Review: ‘When Harry Met Sally…’
[originally published in 7 Days, on July 19, 1989]
Archie Bunker may have called him “Meathead” during his seasons as Mike Stivic on All in the Family, but since becoming a feature film director six years ago, Rob Reiner hasn’t made a wrong move. He began by creatively dismantling one genre—the “rockumentary,” in This Is Spinal Tap (1984)—and went on to enhance every other in which he worked. The Sure Thing (1985) was that rarity, a gotta-get-laid teen comedy with genuine feelings and values. Stand By Me (1986) won sleeper status as a coming-of-age fable that had less to do with hyperactive hormones than with the nature and fragility of friendship and morality. Best of all was The Princess Bride (1987), an exquisite fairy tale (by William Goldman) that succeeded in kidding the genre without betraying its tenderness, beauty, and charm.

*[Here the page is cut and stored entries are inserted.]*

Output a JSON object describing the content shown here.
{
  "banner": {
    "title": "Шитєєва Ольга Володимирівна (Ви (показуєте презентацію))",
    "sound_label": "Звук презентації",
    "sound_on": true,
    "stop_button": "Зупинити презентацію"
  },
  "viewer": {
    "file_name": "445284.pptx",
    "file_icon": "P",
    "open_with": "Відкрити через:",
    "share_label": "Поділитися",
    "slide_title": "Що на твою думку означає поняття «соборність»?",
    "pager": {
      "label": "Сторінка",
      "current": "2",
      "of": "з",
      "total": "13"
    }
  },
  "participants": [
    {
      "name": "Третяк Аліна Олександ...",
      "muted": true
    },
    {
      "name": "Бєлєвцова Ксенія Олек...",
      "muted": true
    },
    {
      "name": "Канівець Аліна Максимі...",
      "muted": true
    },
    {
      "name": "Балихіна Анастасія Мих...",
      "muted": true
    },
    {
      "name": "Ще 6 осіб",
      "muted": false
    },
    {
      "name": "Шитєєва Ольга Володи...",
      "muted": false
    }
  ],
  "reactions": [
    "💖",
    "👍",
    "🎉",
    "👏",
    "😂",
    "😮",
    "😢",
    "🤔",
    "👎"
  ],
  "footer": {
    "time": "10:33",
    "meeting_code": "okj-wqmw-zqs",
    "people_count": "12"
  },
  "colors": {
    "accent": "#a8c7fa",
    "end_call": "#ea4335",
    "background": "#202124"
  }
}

There is every reason to expect that the director’s latest, When Harry Met Sally…, will become Reiner’s biggest hit to date. It’s the one laugh-out-loud comedy of the summer so far that won’t leave you feeling embarrassed afterward. It’s also, at the same time, a surefire date movie and just the sort of film some people will make a point of seeing solo or, better yet, with battle-scarred friends of the same gender. Yet for all its pleasures, When Harry Met Sally… suggests more clearly than any of its predecessors the limits of Reiner’s grasp, and perhaps of his reach as well.